Independent Board Members
One of the key reforms is the requirement for independent board members to be appointed by shareholders’ meetings. These individuals must meet strict criteria, including:
- Having no professional, familial or commercial relationships with stakeholders, shareholders, or directors of the bank.
- Officers in the two levels below the CEO and the CEO themselves must have at least five years’ experience in high-level positions requiring financial and administrative knowledge.
- Residing in Mexico.
Remuneration Requirements
Banks are also required to implement a remuneration system that is consistent with effective risk management. The system must:
- Consider the risks faced by the bank, its internal units, and employees.

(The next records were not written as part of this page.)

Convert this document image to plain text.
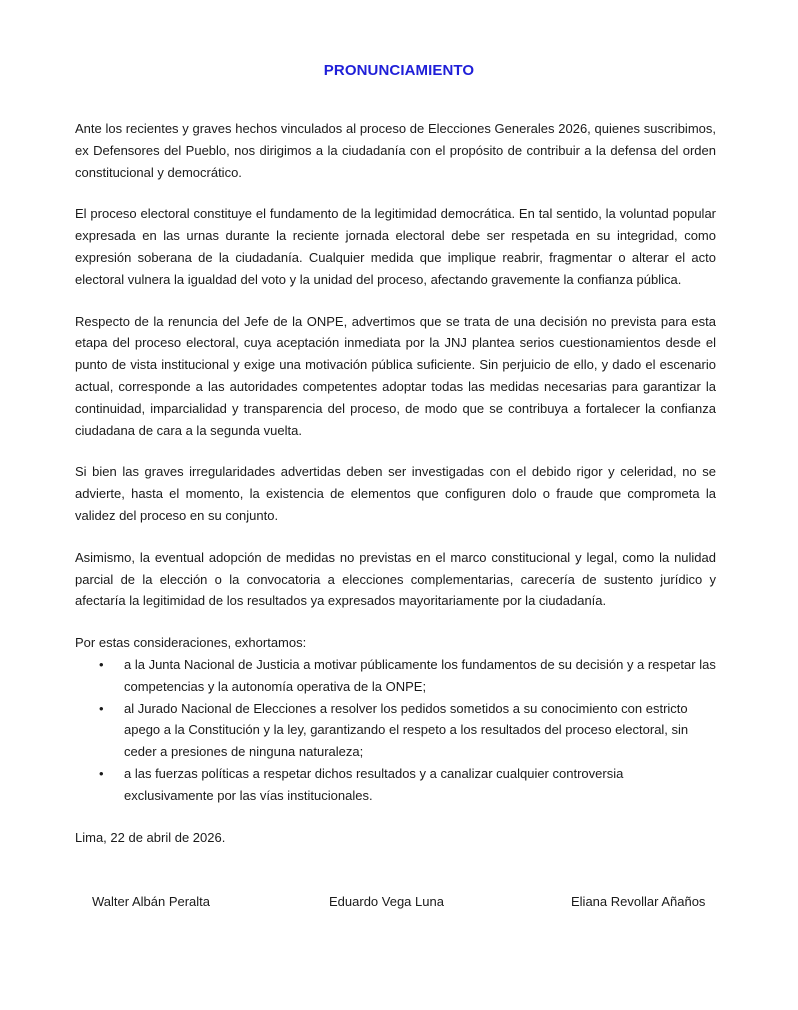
PRONUNCIAMIENTO

Ante los recientes y graves hechos vinculados al proceso de Elecciones Generales 2026, quienes suscribimos, ex Defensores del Pueblo, nos dirigimos a la ciudadanía con el propósito de contribuir a la defensa del orden constitucional y democrático.

El proceso electoral constituye el fundamento de la legitimidad democrática. En tal sentido, la voluntad popular expresada en las urnas durante la reciente jornada electoral debe ser respetada en su integridad, como expresión soberana de la ciudadanía. Cualquier medida que implique reabrir, fragmentar o alterar el acto electoral vulnera la igualdad del voto y la unidad del proceso, afectando gravemente la confianza pública.

Respecto de la renuncia del Jefe de la ONPE, advertimos que se trata de una decisión no prevista para esta etapa del proceso electoral, cuya aceptación inmediata por la JNJ plantea serios cuestionamientos desde el punto de vista institucional y exige una motivación pública suficiente. Sin perjuicio de ello, y dado el escenario actual, corresponde a las autoridades competentes adoptar todas las medidas necesarias para garantizar la continuidad, imparcialidad y transparencia del proceso, de modo que se contribuya a fortalecer la confianza ciudadana de cara a la segunda vuelta.

Si bien las graves irregularidades advertidas deben ser investigadas con el debido rigor y celeridad, no se advierte, hasta el momento, la existencia de elementos que configuren dolo o fraude que comprometa la validez del proceso en su conjunto.

Asimismo, la eventual adopción de medidas no previstas en el marco constitucional y legal, como la nulidad parcial de la elección o la convocatoria a elecciones complementarias, carecería de sustento jurídico y afectaría la legitimidad de los resultados ya expresados mayoritariamente por la ciudadanía.

Por estas consideraciones, exhortamos:

• a la Junta Nacional de Justicia a motivar públicamente los fundamentos de su decisión y a respetar las competencias y la autonomía operativa de la ONPE;
• al Jurado Nacional de Elecciones a resolver los pedidos sometidos a su conocimiento con estricto apego a la Constitución y la ley, garantizando el respeto a los resultados del proceso electoral, sin ceder a presiones de ninguna naturaleza;
• a las fuerzas políticas a respetar dichos resultados y a canalizar cualquier controversia exclusivamente por las vías institucionales.

Lima, 22 de abril de 2026.

Walter Albán Peralta	Eduardo Vega Luna	Eliana Revollar Añaños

- Award specific remuneration mechanisms tailored to each risk profile.
- Be reasonable and flexible enough to allow for reductions or suspensions in cases of losses or materialized risks.
Anti-Money Laundering and Combating the Financing of Terrorism
Mexico’s banking regulations also require banks to establish measures and procedures to prevent and detect money laundering and terrorist financing. This includes:
- Implementing Know Your Customer (KYC) policies.
- Corporate governance obligations.
- Book and record-keeping rules.
- Reporting requirements.
Banks must identify clients or users, verify information against public databases, and submit regular reports to the Ministry of Finance through the National Banking and Securities Commission (CNBV).
Depositor Protection
The Bank Savings Protection Law regulates Mexico’s depositor protection regime, which is administered by the Institution for the Protection of Bank Savings (IPAB). The regime covers bank liabilities up to 400,000 investment units (UDIs) per person, equivalent to approximately USD170,000. Operations not covered by the regime include obligations payable to national or foreign financial entities.
These regulations are designed to enhance the stability and integrity of Mexico’s banking system, protect depositors’ funds, and prevent financial crimes.